A lot of people get this newsletter, but I bet not many of you have heard of him.
I was first introduced to Barry Hannah in college, in an anthology of Vietnam War stories. His story, “Testimony of Pilot,” remains to this day the most incredible thing I have ever read.
When you read Barry Hannah, you get the sense that he was operating on a different plane. Everyone else is playing checkers, and he was playing Axis and Allies. It’s mad genius. It’s impossibly mad genius. I still haven’t seen another writer like him to this day, and I have spent my entire life looking.
Fast fact about Barry Hannah: no book of his ever sold more than 7,000 copies. So was he a success or a failure?
Commercially, he was a miserable failure. If you sell 7,000 copies of a hardcover, you are getting $3-$4 in royalties per book. I’d bet Barry Hannah made less than $50,000 cumulatively selling his writing throughout his career. You can’t make a living on that, for sure. For his day job, he was director of the MFA program at the University of Mississippi for many years (Oxford actually has a thriving writing community).
But he won awards up the wazoo. Too many to mention. All the big ones. And even more importantly, if you take an informal poll among the best writers in the world, many of them will name Barry Hannah as one of their favorite writers.
To be the best writers’ favorite writer—to me, that would be the greatest thing in the world.

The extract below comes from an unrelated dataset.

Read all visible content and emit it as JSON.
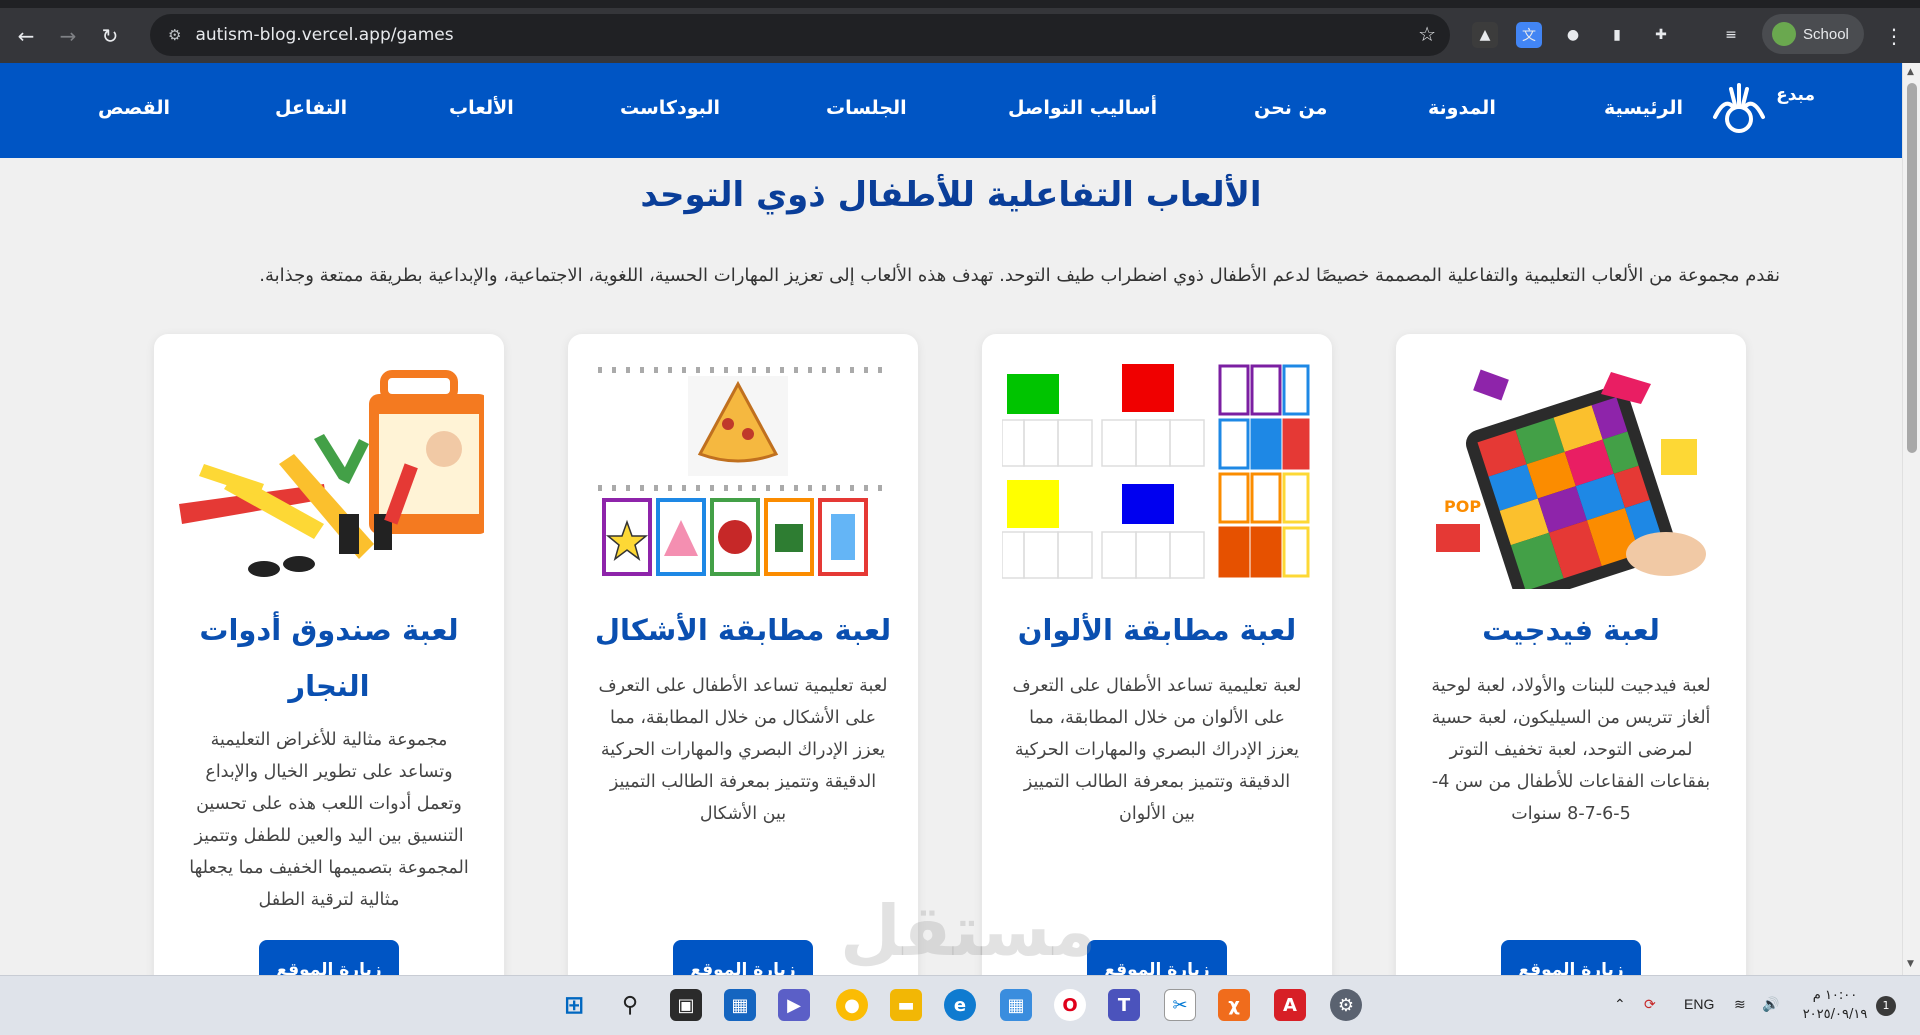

Let’s leave out the Tucker Maxes of the world for a second. Not to pick on Michael Lewis, but let’s pick on Michael Lewis. Hard to think of a nonfiction writer who has enjoyed (and continues to enjoy) more commercial success. They keep making movies of his books with Brad Pitt in them.
Is he the best writers’ favorite writer? No. But he has made enough money to write books poolside at the Claremont.
And there is a reason for that. He has a gift for being in the right place at the right time, for making complicated, important subject matter easy to understand, and for being an authority on many different things (whether he is or not). And yes, he is also a very good writer. He does what he does artfully, but is it art?
It is not.
So what kind of career would you rather have? Rich and famous, or poor and respected?
The Nature of Fame
I think most kids growing up have some desire to be rich and famous, but most people outgrow the famous part over time, preferring instead to be rich. Me too. Rich and anonymous is the best thing in the world.
But still, some people like to be famous. The Kardashian thing. I don’t get it. Well, that is what Instagram is for.
But there are different kinds of famous. Michael Lewis is super famous. Barry Hannah is also super famous, but in a distinctly different way. Barry Hannah is famous among people who really matter (in his field, people who write literary fiction).
Let me ask you another, more important question: Who is the best money manager in the world?
If you don’t count 2015, you would probably say Ray Dalio, founder of Bridgewater Associates. 30+% returns for years and years.
Or maybe Stan Druckenmiller. These are household names.
But I would bet you anything that these men are not the best money managers in the world… just the best-known (though they are great).
Somewhere out there is a guy sitting at home in his underwear compounding at 100% a year. Maybe he is even reading this newsletter.
Why doesn’t that guy take outside money? Maybe because of the regulations, maybe because of the hassle, maybe because his strategy isn’t scalable. But the question wasn’t which investor makes more money than everyone else. The question was which investor is better than everyone else.
Do you think Barry Hannah (who died in 2010, well before his time) would have traded it all for books like Liar’s Poker, The Big Short, Moneyball? No way.
Nothing is more valuable than reputation. No amount of money can buy it. It literally is priceless.
The Implications for Investing
Figuring out who is the best money manager is an impossible task. You can look at track records, but supposedly the past is no predictor of the future (I disagree slightly). So if you are picking a mutual fund, how do you decide?
I always tell people that it’s like betting on a horse. You’re picking an athlete. You’re picking a guy or a gal, not a strategy.
You certainly don’t look at assets under management. Gathering assets and investment performance are two completely different skills.
Do you pick the guy who sounds smart on television? No, for reasons described above; also, looking smart on TV is a different skill than investing.
Do you go by brand name? Can’t go wrong with Vanguard or Fidelity, right?
How do you know in your heart of hearts that this man or woman is a better investor than anyone else? Answer: you don’t, unless you know them personally.
I know lots of money managers personally. There is only one that I would give every last dollar to (I haven’t yet, but I might someday). But if I were looking at a picture of him in Money Magazine, or his 1/3/5/10-year performance, I wouldn’t know how good he was. I only know because we are friends, because I know his character.